Задумавшись, он едва не налетел в темноте на Бейкера. В руках у Бейкера что-то звякало.
— Что ты делаешь? — спросил Гаррати.
— У-мм? — На него глянули пустые глаза Бейкера.
— Что ты делаешь? — терпеливо повторил Гаррати.
— Считаю мелочь.
— И сколько у тебя?
Бейкер позвенел монетами и улыбнулся:
— Доллар двадцать два цента.
Гаррати заулыбался:
— Да, состояние. И что ты будешь с ним делать?
Бейкер уже не улыбался. Его сонные глаза глядели в холодную мглу.
— Мне нужен большой, — сказал он. Его южный акцент заметно усилился, он теперь сильнее растягивал слова. — Со свинцовой обшивкой снаружи. Внутри надо обить розовым шелком, а под голову — белую атласную подушку. — Его совершенно пустые глаза мигнули. — Чтоб не сгнил до Страшного суда, когда мы все пред Ним предстанем. Одетые плотью нетленной.
Ужас теплой тонкой струйкой начал проникать в Гаррати.
— Бейкер! Бейкер, ты сходишь с ума?
— А что делать? Мы все сошли с ума, когда решили попытаться. Это зло нельзя одолеть. В этом мире. Свинцовая обшивка, вот и билет…
— Приди в себя, иначе к утру будешь мертв.
Бейкер кивнул. Костлявое, туго обтянутое кожей лицо.
— Вот и билет. Я хотел умереть. А ты? Разве не из-за этого?
— Замолчи! — крикнул Гаррати. Его снова била дрожь.

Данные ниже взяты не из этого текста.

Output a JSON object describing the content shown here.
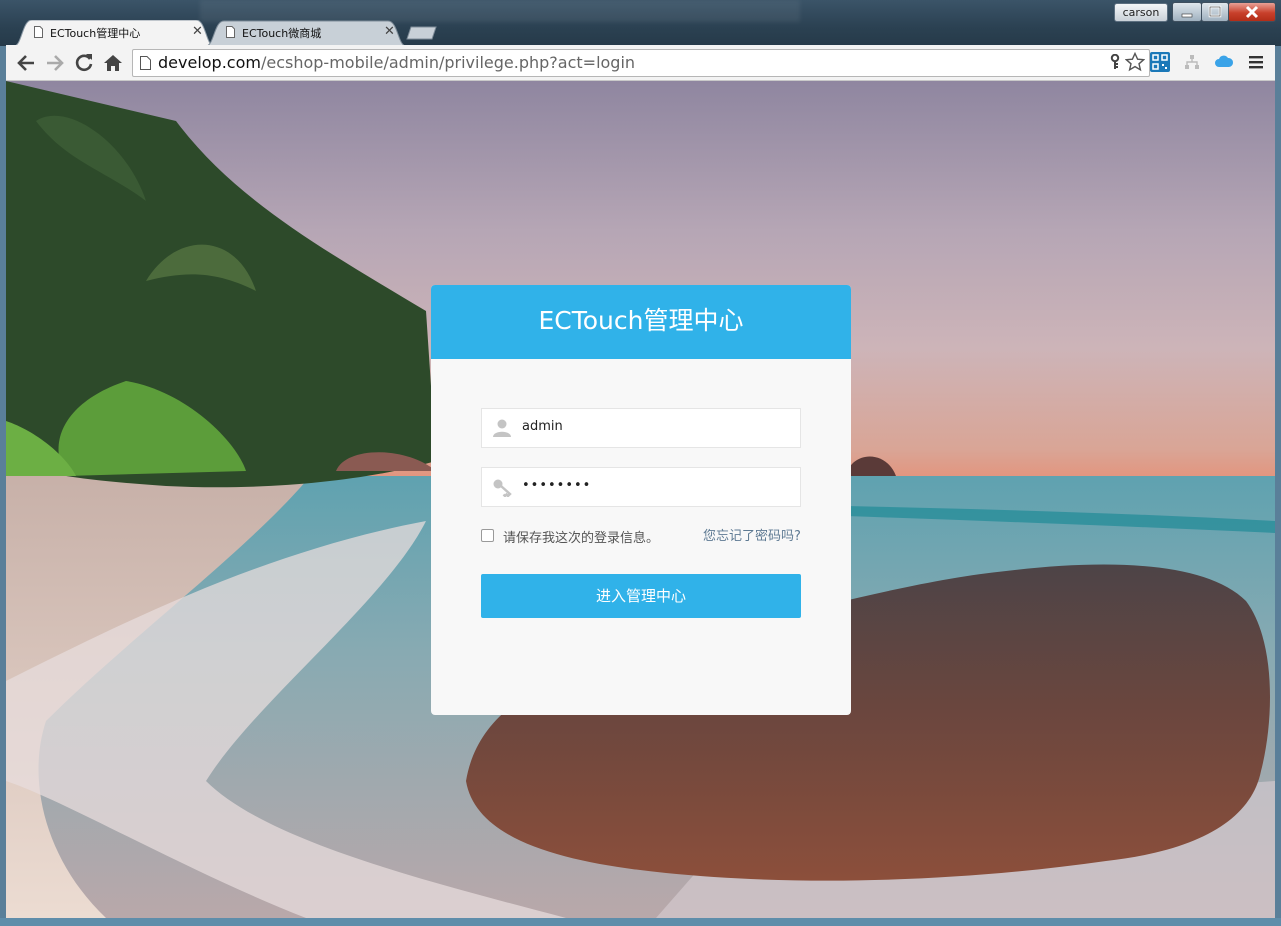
{
  "browser": {
    "tabs": [
      {
        "label": "ECTouch管理中心",
        "active": true
      },
      {
        "label": "ECTouch微商城",
        "active": false
      }
    ],
    "user": "carson",
    "url_host": "develop.com",
    "url_path": "/ecshop-mobile/admin/privilege.php?act=login",
    "icons": [
      "back-icon",
      "forward-icon",
      "reload-icon",
      "home-icon",
      "page-icon",
      "key-icon",
      "star-icon",
      "qr-code-icon",
      "sitemap-icon",
      "cloud-icon",
      "menu-icon"
    ]
  },
  "login": {
    "title": "ECTouch管理中心",
    "username": "admin",
    "password_masked": "••••••••",
    "remember_label": "请保存我这次的登录信息。",
    "remember_checked": false,
    "forgot_link": "您忘记了密码吗?",
    "submit_label": "进入管理中心"
  },
  "colors": {
    "accent": "#30b2e9",
    "panel_bg": "#f8f8f8"
  }
}
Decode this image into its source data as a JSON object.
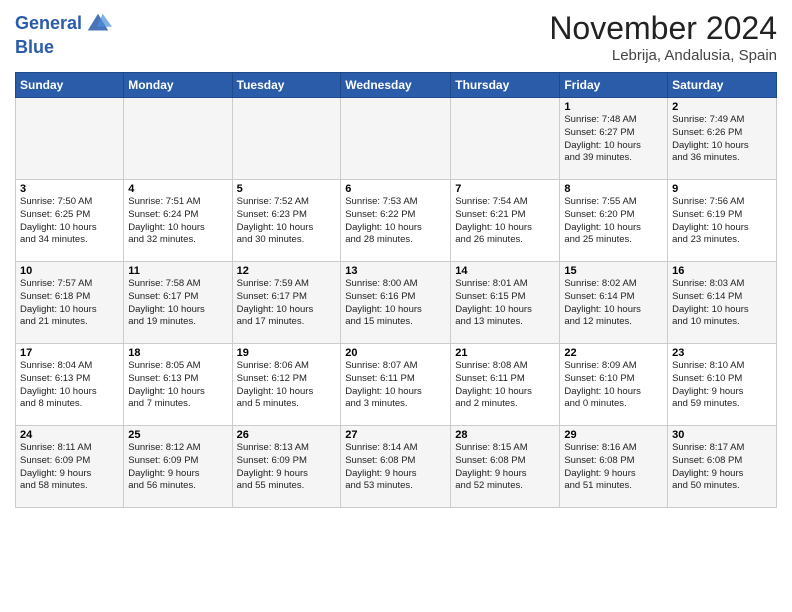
{
  "header": {
    "logo_line1": "General",
    "logo_line2": "Blue",
    "month": "November 2024",
    "location": "Lebrija, Andalusia, Spain"
  },
  "days_of_week": [
    "Sunday",
    "Monday",
    "Tuesday",
    "Wednesday",
    "Thursday",
    "Friday",
    "Saturday"
  ],
  "weeks": [
    [
      {
        "num": "",
        "info": ""
      },
      {
        "num": "",
        "info": ""
      },
      {
        "num": "",
        "info": ""
      },
      {
        "num": "",
        "info": ""
      },
      {
        "num": "",
        "info": ""
      },
      {
        "num": "1",
        "info": "Sunrise: 7:48 AM\nSunset: 6:27 PM\nDaylight: 10 hours\nand 39 minutes."
      },
      {
        "num": "2",
        "info": "Sunrise: 7:49 AM\nSunset: 6:26 PM\nDaylight: 10 hours\nand 36 minutes."
      }
    ],
    [
      {
        "num": "3",
        "info": "Sunrise: 7:50 AM\nSunset: 6:25 PM\nDaylight: 10 hours\nand 34 minutes."
      },
      {
        "num": "4",
        "info": "Sunrise: 7:51 AM\nSunset: 6:24 PM\nDaylight: 10 hours\nand 32 minutes."
      },
      {
        "num": "5",
        "info": "Sunrise: 7:52 AM\nSunset: 6:23 PM\nDaylight: 10 hours\nand 30 minutes."
      },
      {
        "num": "6",
        "info": "Sunrise: 7:53 AM\nSunset: 6:22 PM\nDaylight: 10 hours\nand 28 minutes."
      },
      {
        "num": "7",
        "info": "Sunrise: 7:54 AM\nSunset: 6:21 PM\nDaylight: 10 hours\nand 26 minutes."
      },
      {
        "num": "8",
        "info": "Sunrise: 7:55 AM\nSunset: 6:20 PM\nDaylight: 10 hours\nand 25 minutes."
      },
      {
        "num": "9",
        "info": "Sunrise: 7:56 AM\nSunset: 6:19 PM\nDaylight: 10 hours\nand 23 minutes."
      }
    ],
    [
      {
        "num": "10",
        "info": "Sunrise: 7:57 AM\nSunset: 6:18 PM\nDaylight: 10 hours\nand 21 minutes."
      },
      {
        "num": "11",
        "info": "Sunrise: 7:58 AM\nSunset: 6:17 PM\nDaylight: 10 hours\nand 19 minutes."
      },
      {
        "num": "12",
        "info": "Sunrise: 7:59 AM\nSunset: 6:17 PM\nDaylight: 10 hours\nand 17 minutes."
      },
      {
        "num": "13",
        "info": "Sunrise: 8:00 AM\nSunset: 6:16 PM\nDaylight: 10 hours\nand 15 minutes."
      },
      {
        "num": "14",
        "info": "Sunrise: 8:01 AM\nSunset: 6:15 PM\nDaylight: 10 hours\nand 13 minutes."
      },
      {
        "num": "15",
        "info": "Sunrise: 8:02 AM\nSunset: 6:14 PM\nDaylight: 10 hours\nand 12 minutes."
      },
      {
        "num": "16",
        "info": "Sunrise: 8:03 AM\nSunset: 6:14 PM\nDaylight: 10 hours\nand 10 minutes."
      }
    ],
    [
      {
        "num": "17",
        "info": "Sunrise: 8:04 AM\nSunset: 6:13 PM\nDaylight: 10 hours\nand 8 minutes."
      },
      {
        "num": "18",
        "info": "Sunrise: 8:05 AM\nSunset: 6:13 PM\nDaylight: 10 hours\nand 7 minutes."
      },
      {
        "num": "19",
        "info": "Sunrise: 8:06 AM\nSunset: 6:12 PM\nDaylight: 10 hours\nand 5 minutes."
      },
      {
        "num": "20",
        "info": "Sunrise: 8:07 AM\nSunset: 6:11 PM\nDaylight: 10 hours\nand 3 minutes."
      },
      {
        "num": "21",
        "info": "Sunrise: 8:08 AM\nSunset: 6:11 PM\nDaylight: 10 hours\nand 2 minutes."
      },
      {
        "num": "22",
        "info": "Sunrise: 8:09 AM\nSunset: 6:10 PM\nDaylight: 10 hours\nand 0 minutes."
      },
      {
        "num": "23",
        "info": "Sunrise: 8:10 AM\nSunset: 6:10 PM\nDaylight: 9 hours\nand 59 minutes."
      }
    ],
    [
      {
        "num": "24",
        "info": "Sunrise: 8:11 AM\nSunset: 6:09 PM\nDaylight: 9 hours\nand 58 minutes."
      },
      {
        "num": "25",
        "info": "Sunrise: 8:12 AM\nSunset: 6:09 PM\nDaylight: 9 hours\nand 56 minutes."
      },
      {
        "num": "26",
        "info": "Sunrise: 8:13 AM\nSunset: 6:09 PM\nDaylight: 9 hours\nand 55 minutes."
      },
      {
        "num": "27",
        "info": "Sunrise: 8:14 AM\nSunset: 6:08 PM\nDaylight: 9 hours\nand 53 minutes."
      },
      {
        "num": "28",
        "info": "Sunrise: 8:15 AM\nSunset: 6:08 PM\nDaylight: 9 hours\nand 52 minutes."
      },
      {
        "num": "29",
        "info": "Sunrise: 8:16 AM\nSunset: 6:08 PM\nDaylight: 9 hours\nand 51 minutes."
      },
      {
        "num": "30",
        "info": "Sunrise: 8:17 AM\nSunset: 6:08 PM\nDaylight: 9 hours\nand 50 minutes."
      }
    ]
  ]
}
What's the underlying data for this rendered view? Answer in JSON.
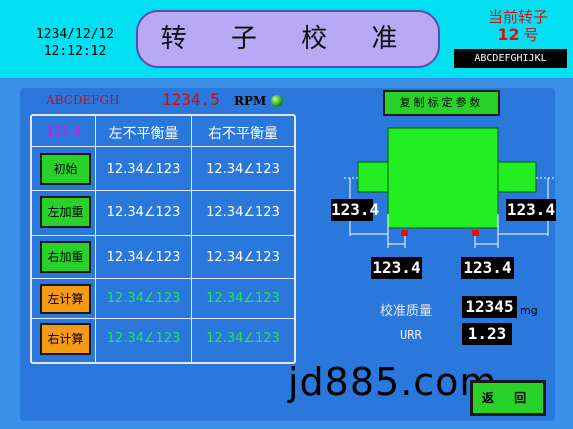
{
  "header": {
    "date": "1234/12/12",
    "time": "12:12:12",
    "title": "转 子 校 准",
    "rotor_label": "当前转子",
    "rotor_number": "12",
    "rotor_unit": "号",
    "code": "ABCDEFGHIJKL"
  },
  "status": {
    "label": "ABCDEFGH",
    "rpm_value": "1234.5",
    "rpm_unit": "RPM"
  },
  "table": {
    "corner_value": "123.4",
    "col_left": "左不平衡量",
    "col_right": "右不平衡量",
    "rows": [
      {
        "button": "初始",
        "button_color": "green",
        "left": "12.34∠123",
        "right": "12.34∠123",
        "value_color": "white"
      },
      {
        "button": "左加重",
        "button_color": "green",
        "left": "12.34∠123",
        "right": "12.34∠123",
        "value_color": "white"
      },
      {
        "button": "右加重",
        "button_color": "green",
        "left": "12.34∠123",
        "right": "12.34∠123",
        "value_color": "white"
      },
      {
        "button": "左计算",
        "button_color": "orange",
        "left": "12.34∠123",
        "right": "12.34∠123",
        "value_color": "green"
      },
      {
        "button": "右计算",
        "button_color": "orange",
        "left": "12.34∠123",
        "right": "12.34∠123",
        "value_color": "green"
      }
    ]
  },
  "rotor": {
    "copy_button": "复制标定参数",
    "left_dim": "123.4",
    "right_dim": "123.4",
    "bottom_left": "123.4",
    "bottom_right": "123.4",
    "mass_label": "校准质量",
    "mass_value": "12345",
    "mass_unit": "mg",
    "urr_label": "URR",
    "urr_value": "1.23"
  },
  "footer": {
    "back_button": "返 回",
    "watermark": "jd885.com"
  },
  "colors": {
    "background": "#3a8fe6",
    "header": "#00e0f0",
    "title_pill": "#b7a9f3",
    "button_green": "#28d228",
    "button_orange": "#f49a16",
    "rotor_green": "#22ee22",
    "value_green": "#23e35a",
    "alert_red": "#d20a0a"
  }
}
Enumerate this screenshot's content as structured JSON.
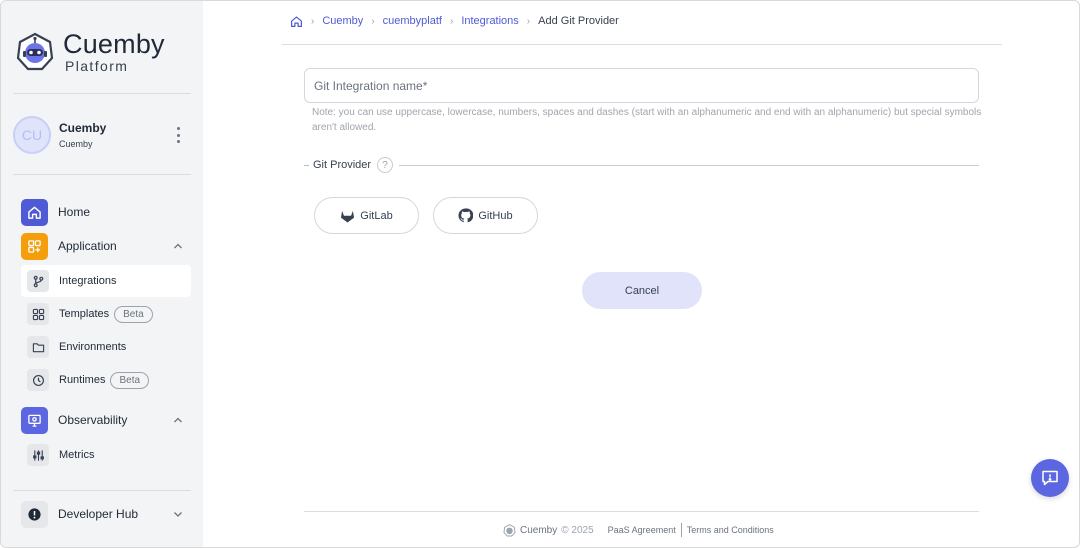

Начался крутой подъем, и разговор оборвался. Гаррати шел наклонясь вперед. Он дрожал от холода, его бросало в жар; болела спина, болела грудь. Он не сомневался, что очень скоро мускулы просто откажутся поддерживать его тело. Он думал об обшитом свинцом гробе, в котором Бейкер будет лежать во тьме тысячелетий, и спрашивал себя, не последний ли это предмет, о котором ему пришлось подумать в жизни. Остается надеяться, что нет, надо только направить мысли на другой путь.